Last, let’s pretend for a moment that the data are conclusive and that the risk is real and scary enough to shout from the rooftops.  Do you think it would matter if the diets studied and being reported as risky weren’t in fact “low-carb” given that the caution being shouted is that low-carb dieting increases the risk of heart disease?   Looking at the data, the 1st quartile of lower carb consumption is in fact a diet where the 154.7g of carbohydrates account for 40% of calories. Simply put, that’s not a low-carb diet! Atkins, for instance, starts at just 20g and then over time people tend to work themselves up to between 50-100g. 154.7g?  Thats.  Not.  Low.  Carb.  Nor is their reported 10th percentile at 123.7g, or 32%, carbohydrate.

So, to review: The authors of this paper are  basing their 15-years-worth of conclusions off of a single, solitary — and clearly inaccurate — baseline food-frequency questionnaire; they didn’t control for clearly known smack-you-in-the-face dietary confounders; they found just a miniscule absolute increase in risk; and the diet they are reporting on can’t even be fairly referred to as a low-carbohydrate diet.

Useful?  Conclusive?  Press worthy?

It gets worse.

The BMJ didn’t just publish a completely useless paper, they gave this very clear, yet completely non-evidence-based, advice to clinicians in their accompanying editorial:

Despite the popularity of these diets, clinicians should probably advise against their use for long-term control of body weight.

Worse still, highly reputable, socially networked curators of medical information tweeted the resultant media stories as relevant, and even Physician’s First Watch — a news alert from Journal Watch and the publishers of the New England Journal of Medicine — reported it as valuable to scores of physician subscribers who trust JW to keep them abreast of the latest important journal studies.

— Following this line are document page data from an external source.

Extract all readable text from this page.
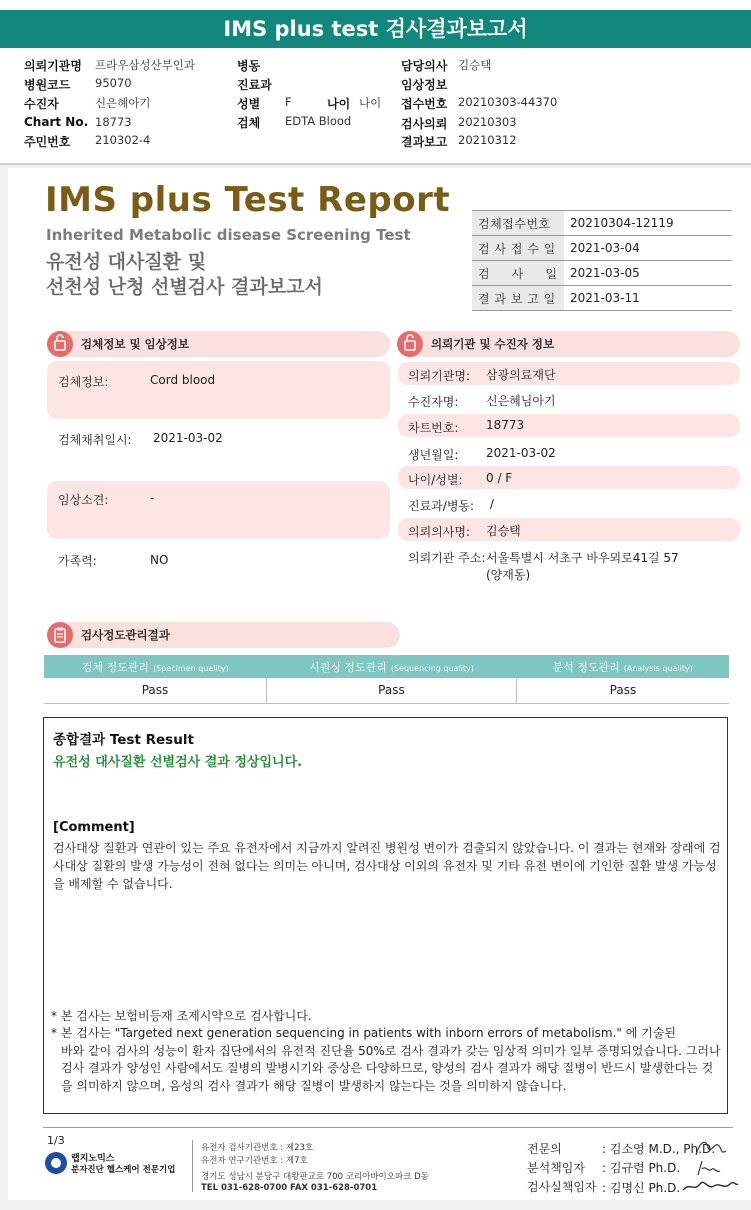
IMS plus test 검사결과보고서
의뢰기관명 프라우삼성산부인과
병원코드 95070
수진자	신은혜아기
Chart No. 18773
주민번호 210302-4
병동
진료과
성별 F	나이 나이
검체 EDTA Blood
담당의사 김승택
임상정보
접수번호 20210303-44370
검사의뢰 20210303
결과보고 20210312
IMS plus Test Report
Inherited Metabolic disease Screening Test
유전성 대사질환 및
선천성 난청 선별검사 결과보고서
검체접수번호	20210304-12119
검 사 접 수 일	2021-03-04
검     사     일	2021-03-05
결 과 보 고 일	2021-03-11
검체정보 및 임상정보	의뢰기관 및 수진자 정보
검체정보:	Cord blood
검체채취일시: 2021-03-02
임상소견:	-
가족력:	NO
의뢰기관명: 삼광의료재단
수진자명: 신은혜님아기
차트번호: 18773
생년월일: 2021-03-02
나이/성별: 0 / F
진료과/병동: /
의뢰의사명: 김승택
의뢰기관 주소: 서울특별시 서초구 바우뫼로41길 57
(양재동)
검사정도관리결과
검체 정도관리 (Specimen quality)	시퀀싱 정도관리 (Sequencing quality)	분석 정도관리 (Analysis quality)
Pass	Pass	Pass
종합결과 Test Result
유전성 대사질환 선별검사 결과 정상입니다.
[Comment]
검사대상 질환과 연관이 있는 주요 유전자에서 지금까지 알려진 병원성 변이가 검출되지 않았습니다. 이 결과는 현재와 장래에 검사대상 질환의 발생 가능성이 전혀 없다는 의미는 아니며, 검사대상 이외의 유전자 및 기타 유전 변이에 기인한 질환 발생 가능성을 배제할 수 없습니다.
* 본 검사는 보험비등재 조제시약으로 검사합니다.
* 본 검사는 "Targeted next generation sequencing in patients with inborn errors of metabolism." 에 기술된
바와 같이 검사의 성능이 환자 집단에서의 유전적 진단율 50%로 검사 결과가 갖는 임상적 의미가 일부 증명되었습니다. 그러나 검사 결과가 양성인 사람에서도 질병의 발병시기와 증상은 다양하므로, 양성의 검사 결과가 해당 질병이 반드시 발생한다는 것을 의미하지 않으며, 음성의 검사 결과가 해당 질병이 발생하지 않는다는 것을 의미하지 않습니다.
1/3
랩지노믹스
분자진단 헬스케어 전문기업
유전자 검사기관번호 : 제23호
유전자 연구기관번호 : 제7호
경기도 성남시 분당구 대왕판교로 700 코리아바이오파크 D동
TEL 031-628-0700 FAX 031-628-0701
전문의	: 김소영 M.D., Ph.D.
분석책임자 : 김규렴 Ph.D.
검사실책임자 : 김명신 Ph.D.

As far as the true state of the evidence on the long-term risks or benefits of low-carbohydrate diets goes, this paper, and the BMJ‘s editorialized conclusions, add absolutely nothing.  Given the paper’s rather horrifying flaws, it is a useless contribution to the medical literature.  In fact, I’d describe it as worse than useless in that it unforgivably, irresponsibly, shamefully, and knowingly misinforms – something our incredibly, nutritionally confused world really doesn’t need.

[For another take by someone who also actually read the paper, have a peek at Larry Husten’s piece on Cardiobrief (I’m quoted there, too).]

2 Responses to “What Reading That “Low-Carb Gives You Heart Disease” Paper Actually Told Me”

  1. Uffe Ravnskov, MD, PhD says:

    From table 2 it is possible to calculate that if you are a woman below age 50 and eat little carb and much protein, your chance not to die from a CVD during the next fifteen years is 99.58%. But if you do the opposite, you can increase your chance to 99.87% !!!

  2. Uffe Ravnskov, MD, PhD says:

    I forgot to mention that the mortality figures are from their first report (J Intern Med 2007;261:366-374). In the recent BMJ-report the mortality figures aren´t given at all.
    Why?
    Could it be that there were no differences? I mean, if a hazard ratio in such a study is significantly different between the groups, any responsible author should of course mention it in the paper.